Correlation Between TIMP2 Expression and Immune Markers
To further investigate the potential relationship between TIMP2 expression and immune infiltrating cells in STAD and COAD, we analyzed the correlations between TIMP2 and immune markers of various immune cells in the TIMER and GEPIA databases. These immune cell markers mainly include CD8+ T cells, T cells (general), B cells, monocytes, TAMs, M1 and M2 macrophages, neutrophils, NK cells and Dendritic cell. In addition, we also analyzed T cells with different functions, such as Th1 cells, Th2 cells, Tfh cells, Th17 cells, Treg cells and exhausted T cells. After adjusting for correlation by purity, the results showed that the expression level of TIMP2 was significantly correlated with the majority of immune marker sets in various immune cells and different T cells in STAD and COAD (Table 3).

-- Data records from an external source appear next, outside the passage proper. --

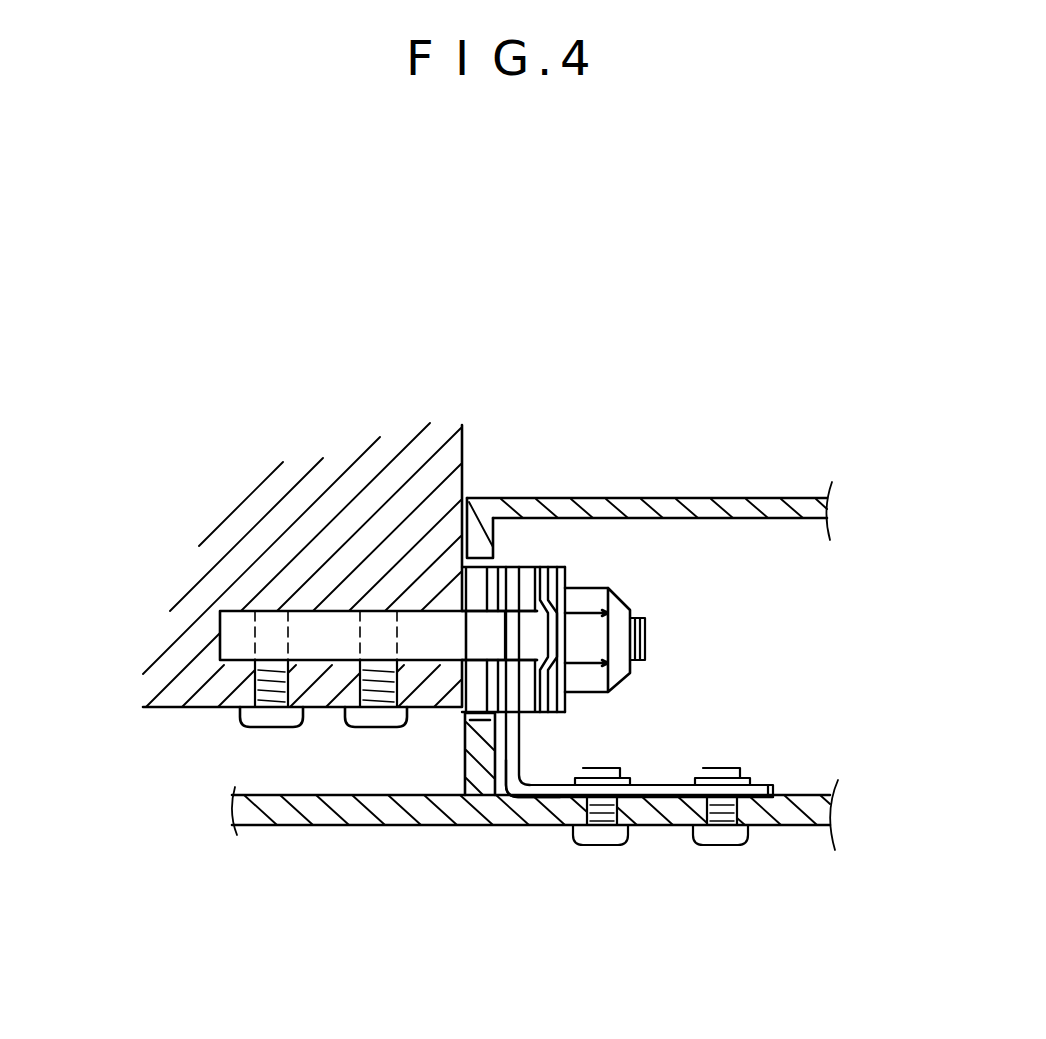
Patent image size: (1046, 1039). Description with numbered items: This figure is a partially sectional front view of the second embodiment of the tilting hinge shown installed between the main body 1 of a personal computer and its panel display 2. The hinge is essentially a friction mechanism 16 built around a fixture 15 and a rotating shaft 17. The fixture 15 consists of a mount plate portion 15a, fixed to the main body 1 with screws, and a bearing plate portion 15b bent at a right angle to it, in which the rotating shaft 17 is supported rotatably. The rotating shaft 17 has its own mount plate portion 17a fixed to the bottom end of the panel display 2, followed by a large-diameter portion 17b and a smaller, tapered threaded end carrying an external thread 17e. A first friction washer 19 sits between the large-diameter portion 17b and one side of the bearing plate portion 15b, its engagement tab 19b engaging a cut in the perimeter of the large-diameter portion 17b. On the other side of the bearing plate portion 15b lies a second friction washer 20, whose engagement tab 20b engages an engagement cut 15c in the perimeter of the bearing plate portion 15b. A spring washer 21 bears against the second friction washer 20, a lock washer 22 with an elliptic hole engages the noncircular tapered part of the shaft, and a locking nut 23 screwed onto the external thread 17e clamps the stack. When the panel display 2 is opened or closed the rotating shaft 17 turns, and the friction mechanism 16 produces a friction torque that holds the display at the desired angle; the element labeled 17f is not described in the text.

The main body 1 is at (330, 822).
The panel display 2 is at (175, 693).
The fixture 15 is at (643, 651).
The mount plate portion 15a is at (768, 798).
The bearing plate portion 15b is at (520, 567).
The engagement cut 15c is at (535, 595).
The friction mechanism 16 is at (584, 633).
The rotating shaft 17 is at (430, 540).
The mount plate portion 17a is at (228, 638).
The large-diameter portion 17b is at (461, 606).
The external thread 17e is at (645, 630).
The shoulder of bolt member 17f is at (460, 583).
The first friction washer 19 is at (493, 550).
The engagement tab 19b is at (482, 652).
The second friction washer 20 is at (548, 580).
The engagement tab 20b is at (542, 714).
The spring washer 21 is at (567, 595).
The lock washer 22 is at (558, 602).
The locking nut 23 is at (592, 677).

According to the results in Table 3, the expression levels of most monocyte markers, TAMs and M2 macrophages and Dendritic cell are strongly correlated with the expression of TIMP2 in STAD and COAD. Specifically, we showed CD86, CSF1R of Monocyte, CCL2, CD68, IL10 of TAMs, CD163, VSIG4 and MS4A4A of M2 phenotype, HLA-DPB1, HLA-DQB1, HLA-DRA, HLA-DPA1, CD1C, NRP1 and ITGAX of Dendritic cell are significantly correlate with TIMP2 expression in STAD and COAD (P <0.001, Figure 6 A and B). Then, we further analyzed the correlation between TIMP2 expression and the above mononuclear markers and TAMs in STAD and COAD by GEPIA database. In COAD, the correlation between TIMP2 and mononuclear markers and TAM is similar to that of TIMER. In STAD, the correlation between TIMP2 and Dendritic cell are slightly different from those of TIMER (Supplementary Table 2). These results suggest that TIMP2 may regulate macrophage polarization, but there is no close relationship between TIMP2 and Dendritic cell infiltration in STAD and COAD.